In only a few days of work, leveraging generative AIs and prototype LLM used as described above, I have already written: (0) the specific RDE process and methodology for the ENGRAVE project, (1) a CONOPS for the system, (2) a domain engineering model in the Lando system specification language, (3) system requirements, also in Lando, (4) designed the ENGRAVE family of languages, including its grammar and informal semantics, (5) a product line model describing the family of languages, command line options, CI/CD/CV system, and assurance case, (6) a system design sketch in UML and SysMLv2, (7) a set of grammars for the full language family, (8) the entire front-end of the tool flow including a lexer, parser, and intermediate representation, (9) a full container environment for CI, CD, and CV, (10) instantiated that CI/CD/CV environment with continuously measured metrics of system completeness and correctness, and (11) instantiated a set of standard developer environments using popular IDEs and command-line tools.
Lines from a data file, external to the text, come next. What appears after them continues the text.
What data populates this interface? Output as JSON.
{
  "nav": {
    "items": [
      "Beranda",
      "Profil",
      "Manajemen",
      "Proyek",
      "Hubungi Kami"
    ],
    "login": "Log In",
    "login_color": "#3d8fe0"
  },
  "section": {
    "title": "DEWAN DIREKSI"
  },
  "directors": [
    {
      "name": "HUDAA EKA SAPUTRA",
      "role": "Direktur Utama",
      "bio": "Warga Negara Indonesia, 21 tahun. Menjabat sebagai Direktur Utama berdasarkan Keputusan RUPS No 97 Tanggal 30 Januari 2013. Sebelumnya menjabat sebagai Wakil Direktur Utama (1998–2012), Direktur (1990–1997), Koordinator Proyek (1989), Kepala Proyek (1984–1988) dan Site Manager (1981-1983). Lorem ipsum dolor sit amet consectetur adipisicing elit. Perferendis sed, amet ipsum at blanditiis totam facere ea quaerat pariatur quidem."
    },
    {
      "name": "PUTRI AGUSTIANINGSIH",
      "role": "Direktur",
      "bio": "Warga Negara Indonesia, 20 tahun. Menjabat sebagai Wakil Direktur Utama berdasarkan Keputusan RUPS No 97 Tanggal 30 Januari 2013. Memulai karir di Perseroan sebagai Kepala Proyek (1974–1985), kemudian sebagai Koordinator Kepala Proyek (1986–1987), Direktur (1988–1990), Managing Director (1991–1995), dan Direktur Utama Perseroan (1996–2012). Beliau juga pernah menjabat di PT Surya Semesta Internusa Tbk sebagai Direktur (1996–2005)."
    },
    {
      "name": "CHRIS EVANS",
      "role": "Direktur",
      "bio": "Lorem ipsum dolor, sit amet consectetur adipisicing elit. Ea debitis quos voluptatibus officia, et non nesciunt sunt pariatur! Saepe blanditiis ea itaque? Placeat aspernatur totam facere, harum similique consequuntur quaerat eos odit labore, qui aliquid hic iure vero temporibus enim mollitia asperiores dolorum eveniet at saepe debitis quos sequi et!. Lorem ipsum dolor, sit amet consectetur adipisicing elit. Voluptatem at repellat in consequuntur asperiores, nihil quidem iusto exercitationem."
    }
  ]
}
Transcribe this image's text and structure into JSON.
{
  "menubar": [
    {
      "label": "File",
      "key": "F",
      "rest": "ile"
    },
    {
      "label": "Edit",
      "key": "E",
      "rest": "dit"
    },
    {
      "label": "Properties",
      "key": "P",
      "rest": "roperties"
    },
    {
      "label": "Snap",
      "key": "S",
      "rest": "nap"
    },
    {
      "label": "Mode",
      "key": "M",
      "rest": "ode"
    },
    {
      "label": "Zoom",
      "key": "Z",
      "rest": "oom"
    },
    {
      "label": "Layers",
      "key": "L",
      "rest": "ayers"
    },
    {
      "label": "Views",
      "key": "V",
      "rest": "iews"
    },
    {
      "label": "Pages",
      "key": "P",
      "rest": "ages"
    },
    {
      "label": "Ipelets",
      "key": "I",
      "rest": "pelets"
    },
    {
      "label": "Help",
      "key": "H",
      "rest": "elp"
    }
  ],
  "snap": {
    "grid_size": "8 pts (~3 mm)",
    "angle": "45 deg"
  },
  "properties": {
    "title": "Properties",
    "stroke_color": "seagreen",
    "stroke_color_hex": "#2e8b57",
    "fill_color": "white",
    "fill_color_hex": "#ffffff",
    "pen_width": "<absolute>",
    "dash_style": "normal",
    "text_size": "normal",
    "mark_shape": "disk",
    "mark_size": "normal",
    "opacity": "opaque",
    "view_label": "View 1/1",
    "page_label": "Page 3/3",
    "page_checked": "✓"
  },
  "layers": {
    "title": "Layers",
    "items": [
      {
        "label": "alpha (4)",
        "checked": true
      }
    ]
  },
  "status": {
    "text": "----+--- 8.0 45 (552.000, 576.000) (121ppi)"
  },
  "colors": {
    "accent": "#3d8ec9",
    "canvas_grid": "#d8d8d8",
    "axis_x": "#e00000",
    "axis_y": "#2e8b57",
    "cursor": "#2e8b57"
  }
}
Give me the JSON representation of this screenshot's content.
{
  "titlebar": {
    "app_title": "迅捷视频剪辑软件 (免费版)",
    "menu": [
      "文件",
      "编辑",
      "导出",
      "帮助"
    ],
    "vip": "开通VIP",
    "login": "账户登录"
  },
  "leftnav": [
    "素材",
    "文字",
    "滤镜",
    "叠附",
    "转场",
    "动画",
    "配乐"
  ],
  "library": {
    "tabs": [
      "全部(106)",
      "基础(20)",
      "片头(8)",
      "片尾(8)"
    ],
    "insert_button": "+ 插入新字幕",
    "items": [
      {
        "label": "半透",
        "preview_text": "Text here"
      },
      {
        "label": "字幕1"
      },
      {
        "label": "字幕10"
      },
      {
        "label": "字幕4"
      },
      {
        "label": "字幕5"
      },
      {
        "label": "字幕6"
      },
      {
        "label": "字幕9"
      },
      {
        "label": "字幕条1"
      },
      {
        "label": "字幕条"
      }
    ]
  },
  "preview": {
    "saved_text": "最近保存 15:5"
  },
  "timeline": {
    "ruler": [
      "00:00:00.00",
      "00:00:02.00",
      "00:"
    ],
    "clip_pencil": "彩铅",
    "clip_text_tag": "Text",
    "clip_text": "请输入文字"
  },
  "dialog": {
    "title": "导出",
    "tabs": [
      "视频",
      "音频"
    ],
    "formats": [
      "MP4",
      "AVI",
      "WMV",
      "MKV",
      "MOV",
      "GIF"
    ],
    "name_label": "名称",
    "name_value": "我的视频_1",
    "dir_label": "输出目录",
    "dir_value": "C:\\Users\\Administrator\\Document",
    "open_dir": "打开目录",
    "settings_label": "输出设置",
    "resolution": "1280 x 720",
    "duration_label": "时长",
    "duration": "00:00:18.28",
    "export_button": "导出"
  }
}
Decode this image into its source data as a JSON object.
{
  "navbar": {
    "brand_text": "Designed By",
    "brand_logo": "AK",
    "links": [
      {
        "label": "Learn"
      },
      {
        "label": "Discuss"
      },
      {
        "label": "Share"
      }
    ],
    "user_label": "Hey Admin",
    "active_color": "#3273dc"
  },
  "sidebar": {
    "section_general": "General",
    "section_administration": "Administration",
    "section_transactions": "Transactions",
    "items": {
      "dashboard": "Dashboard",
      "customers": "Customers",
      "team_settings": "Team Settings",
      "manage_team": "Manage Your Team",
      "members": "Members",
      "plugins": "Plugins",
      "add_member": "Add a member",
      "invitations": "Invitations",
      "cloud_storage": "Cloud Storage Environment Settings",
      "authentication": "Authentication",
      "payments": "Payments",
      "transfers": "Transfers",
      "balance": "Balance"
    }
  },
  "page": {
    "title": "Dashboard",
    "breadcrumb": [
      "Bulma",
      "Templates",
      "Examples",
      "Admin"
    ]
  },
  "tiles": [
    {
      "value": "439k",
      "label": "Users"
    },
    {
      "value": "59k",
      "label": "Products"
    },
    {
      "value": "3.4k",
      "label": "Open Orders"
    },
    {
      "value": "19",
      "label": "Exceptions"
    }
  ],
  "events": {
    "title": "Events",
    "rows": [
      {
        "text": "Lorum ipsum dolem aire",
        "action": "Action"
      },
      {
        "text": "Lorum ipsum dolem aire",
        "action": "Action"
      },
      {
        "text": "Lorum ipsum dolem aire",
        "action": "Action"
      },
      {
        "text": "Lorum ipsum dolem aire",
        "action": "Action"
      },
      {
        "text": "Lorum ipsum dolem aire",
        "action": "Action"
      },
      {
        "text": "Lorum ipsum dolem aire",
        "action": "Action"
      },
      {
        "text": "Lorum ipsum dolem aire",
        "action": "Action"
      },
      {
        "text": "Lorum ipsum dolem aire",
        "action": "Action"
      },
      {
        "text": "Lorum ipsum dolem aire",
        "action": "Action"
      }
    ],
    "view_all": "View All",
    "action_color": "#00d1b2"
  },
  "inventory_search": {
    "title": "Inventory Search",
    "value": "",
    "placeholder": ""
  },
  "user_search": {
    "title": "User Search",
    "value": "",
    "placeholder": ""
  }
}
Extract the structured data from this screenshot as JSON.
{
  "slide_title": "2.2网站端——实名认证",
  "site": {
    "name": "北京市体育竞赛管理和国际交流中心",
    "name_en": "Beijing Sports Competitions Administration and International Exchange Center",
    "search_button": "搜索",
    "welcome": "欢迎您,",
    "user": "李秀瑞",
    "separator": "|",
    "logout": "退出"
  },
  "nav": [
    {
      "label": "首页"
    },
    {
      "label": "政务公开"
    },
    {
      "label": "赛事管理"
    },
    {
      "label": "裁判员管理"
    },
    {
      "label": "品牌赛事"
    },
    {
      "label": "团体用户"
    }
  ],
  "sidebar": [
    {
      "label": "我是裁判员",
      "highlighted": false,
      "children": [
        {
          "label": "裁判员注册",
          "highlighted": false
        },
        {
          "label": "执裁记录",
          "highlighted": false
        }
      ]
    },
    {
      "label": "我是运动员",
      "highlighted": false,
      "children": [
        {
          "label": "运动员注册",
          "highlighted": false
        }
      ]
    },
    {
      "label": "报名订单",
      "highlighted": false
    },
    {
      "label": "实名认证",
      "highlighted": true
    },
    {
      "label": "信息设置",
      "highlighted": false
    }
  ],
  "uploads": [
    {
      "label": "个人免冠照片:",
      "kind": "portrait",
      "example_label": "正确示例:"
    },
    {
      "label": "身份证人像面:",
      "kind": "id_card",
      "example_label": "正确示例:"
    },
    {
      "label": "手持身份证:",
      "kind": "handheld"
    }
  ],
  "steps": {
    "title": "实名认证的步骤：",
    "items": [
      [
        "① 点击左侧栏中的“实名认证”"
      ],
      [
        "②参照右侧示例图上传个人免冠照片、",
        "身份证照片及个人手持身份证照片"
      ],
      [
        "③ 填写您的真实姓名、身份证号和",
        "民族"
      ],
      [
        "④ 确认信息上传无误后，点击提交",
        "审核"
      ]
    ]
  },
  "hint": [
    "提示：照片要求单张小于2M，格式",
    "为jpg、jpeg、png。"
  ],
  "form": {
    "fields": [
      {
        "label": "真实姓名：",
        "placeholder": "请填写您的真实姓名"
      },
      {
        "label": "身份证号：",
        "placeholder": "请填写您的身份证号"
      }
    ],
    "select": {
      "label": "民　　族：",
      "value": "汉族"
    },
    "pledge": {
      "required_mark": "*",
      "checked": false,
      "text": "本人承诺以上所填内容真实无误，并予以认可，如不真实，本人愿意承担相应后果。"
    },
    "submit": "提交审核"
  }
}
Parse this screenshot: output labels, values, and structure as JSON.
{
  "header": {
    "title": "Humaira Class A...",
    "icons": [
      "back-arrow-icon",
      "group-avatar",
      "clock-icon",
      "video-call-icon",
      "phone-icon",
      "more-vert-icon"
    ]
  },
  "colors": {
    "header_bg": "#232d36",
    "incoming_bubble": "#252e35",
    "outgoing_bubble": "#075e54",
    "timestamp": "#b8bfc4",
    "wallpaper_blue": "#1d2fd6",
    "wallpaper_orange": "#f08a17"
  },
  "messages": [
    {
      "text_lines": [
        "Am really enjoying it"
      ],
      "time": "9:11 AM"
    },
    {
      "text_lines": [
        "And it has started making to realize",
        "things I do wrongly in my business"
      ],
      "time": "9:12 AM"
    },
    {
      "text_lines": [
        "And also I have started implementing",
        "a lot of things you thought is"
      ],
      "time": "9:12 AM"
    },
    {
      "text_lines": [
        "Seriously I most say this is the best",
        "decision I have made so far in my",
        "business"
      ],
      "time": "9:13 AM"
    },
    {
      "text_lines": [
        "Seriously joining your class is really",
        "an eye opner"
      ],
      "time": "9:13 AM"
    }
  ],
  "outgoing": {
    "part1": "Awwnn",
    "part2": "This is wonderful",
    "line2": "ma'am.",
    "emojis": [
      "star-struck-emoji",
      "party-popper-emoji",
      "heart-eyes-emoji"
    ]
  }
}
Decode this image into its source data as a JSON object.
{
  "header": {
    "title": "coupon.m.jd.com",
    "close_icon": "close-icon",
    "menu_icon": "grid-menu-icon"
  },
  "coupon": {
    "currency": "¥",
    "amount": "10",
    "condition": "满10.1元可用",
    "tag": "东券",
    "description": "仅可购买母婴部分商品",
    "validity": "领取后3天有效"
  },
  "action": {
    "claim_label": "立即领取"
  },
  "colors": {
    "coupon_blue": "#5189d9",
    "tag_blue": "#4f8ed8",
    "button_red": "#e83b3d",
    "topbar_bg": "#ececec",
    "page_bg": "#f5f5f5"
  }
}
Prior to HCSS taking place, I expect to complete the ENGRAVE demonstrator. 

My HCSS talk will review modern AI as applied to RDE by walking through the ENGRAVE project.


Dr. Joe Kiniry has been a Principal Scientist at Galois for 10 years. He is also the Principled CEO and Chief Scientist of the public benefit corporation Free & Fair.  He was previously an academic in Europe for twelve years, lastly as a Full Professor and Head of Section at the Technical University of Denmark.  Joe has extensive experience in formal methods, the foundations of mathematics, information security, and high-assurance, model-based software, firmware, hardware, safety, security, requirements, and systems engineering---what we now call *Rigorous Digital Engineering*.  He has over twenty years experience in the design, development, assurance, support, and auditing of nationally critical, safety-critical, and national security systems, including supervised and internet/remote electronic voting systems.  He co-led the DemTech research group at the IT University of Copenhagen and has served as an adviser to the Dutch, Irish, Danish, and US governments in matters relating to electronic voting.  He has lead as a Principal Investigator over $35M of R&D over the past twenty years and holds a PhD from the California Institute of Technology.